Le chef de la police du Bangladesh, Shahidul Hoque, a déclaré que les enquêteurs se pencheraient sur l'hypothèse d'un «lien international», mais a ajouté: «nous soupçonnons avant tout les membres du JMB».

Lors de l'attaque lancée vendredi, les hommes lourdement armés ont massacré la plupart des otages à l'arme blanche.
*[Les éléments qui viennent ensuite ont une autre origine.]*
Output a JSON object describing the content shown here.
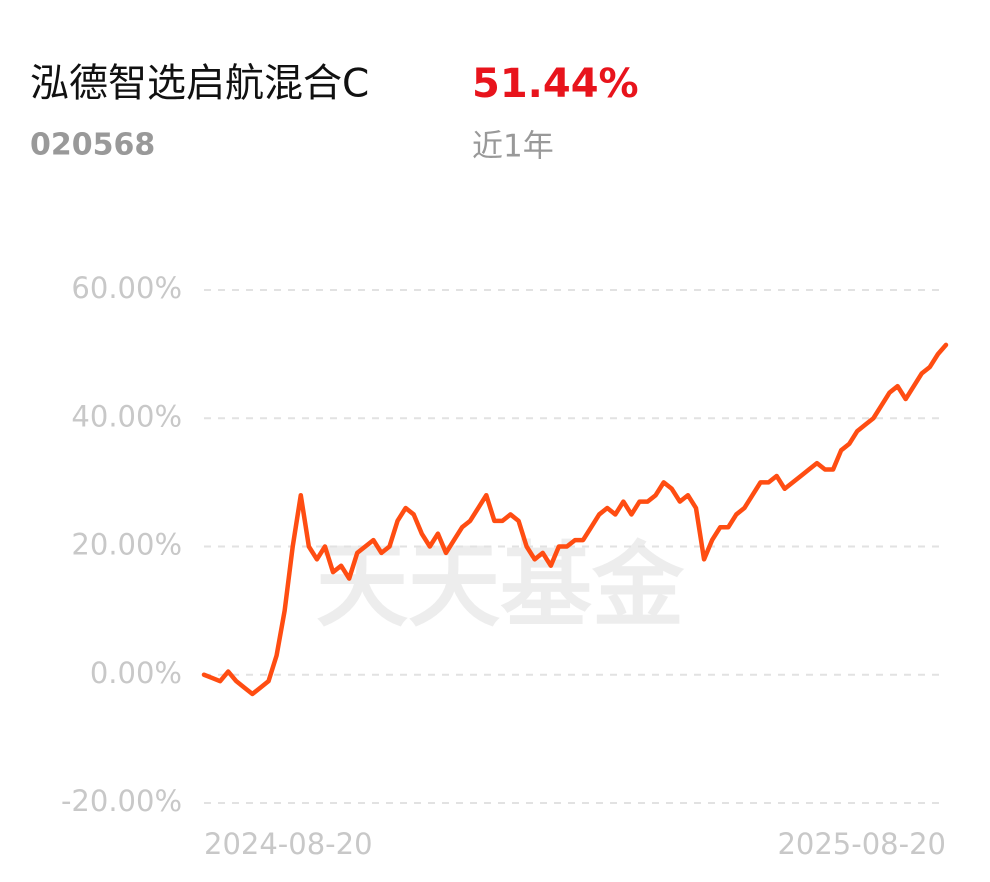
{
  "header": {
    "title": "泓德智选启航混合C",
    "return": "51.44%",
    "code": "020568",
    "period": "近1年"
  },
  "chart_data": {
    "type": "line",
    "watermark": "天天基金",
    "color": "#ff4d12",
    "grid": true,
    "values": [
      0,
      -0.5,
      -1,
      0.5,
      -1,
      -2,
      -3,
      -2,
      -1,
      3,
      10,
      20,
      28,
      20,
      18,
      20,
      16,
      17,
      15,
      19,
      20,
      21,
      19,
      20,
      24,
      26,
      25,
      22,
      20,
      22,
      19,
      21,
      23,
      24,
      26,
      28,
      24,
      24,
      25,
      24,
      20,
      18,
      19,
      17,
      20,
      20,
      21,
      21,
      23,
      25,
      26,
      25,
      27,
      25,
      27,
      27,
      28,
      30,
      29,
      27,
      28,
      26,
      18,
      21,
      23,
      23,
      25,
      26,
      28,
      30,
      30,
      31,
      29,
      30,
      31,
      32,
      33,
      32,
      32,
      35,
      36,
      38,
      39,
      40,
      42,
      44,
      45,
      43,
      45,
      47,
      48,
      50,
      51.44
    ],
    "xlim": [
      0,
      92
    ],
    "xticks": [
      {
        "value": 0,
        "label": "2024-08-20"
      },
      {
        "value": 92,
        "label": "2025-08-20"
      }
    ],
    "ylim": [
      -20,
      60
    ],
    "yticks": [
      {
        "value": 60,
        "label": "60.00%"
      },
      {
        "value": 40,
        "label": "40.00%"
      },
      {
        "value": 20,
        "label": "20.00%"
      },
      {
        "value": 0,
        "label": "0.00%"
      },
      {
        "value": -20,
        "label": "-20.00%"
      }
    ]
  }
}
Deux policiers bangladais ont également été tués.

Cette prise d'otages d'une gravité inédite au Bangladesh intervient après des mois de violences marquées par les meurtres d'intellectuels et de membres de minorités religieuses, revendiqués par l'EI, mais dont le gouvernement nie la présence dans le pays.

Les analystes estiment que le Bangladesh ne veut pas admettre l'existence d'organisations djihadistes internationales sur son sol par crainte de faire fuir les investisseurs.

Pour Shahedul Anam Khan, analyste pour le quotidien Daily Star, après cette dernière attaque, le gouvernement ne peut plus raisonnablement nier leur présence active.

«On n'est pas sûr que ces personnes soient liées de façon organique à des groupes extrémistes internationaux, mais le gouvernement doit reconnaître la marque de l'EI dans ce pays et la multitude des démentis ne pourra rien y changer», dit-il.

Les autorités du Bangladesh ont arrêté le mois dernier 11 000 personnes, dont seulement quelques centaines d'islamistes extrémistes, en réaction à la vague de meurtres qui éprouve le pays.

Le principal parti islamiste, allié de l'opposition, est interdit de participation aux élections et ses dirigeants sont en prison ou ont été exécutés après des procès pour leur rôle commis pendant la guerre d'indépendance de 1971 contre le Pakistan.

L'opposition a dénoncé ces arrestations comme une tentative de museler toute voix discordante.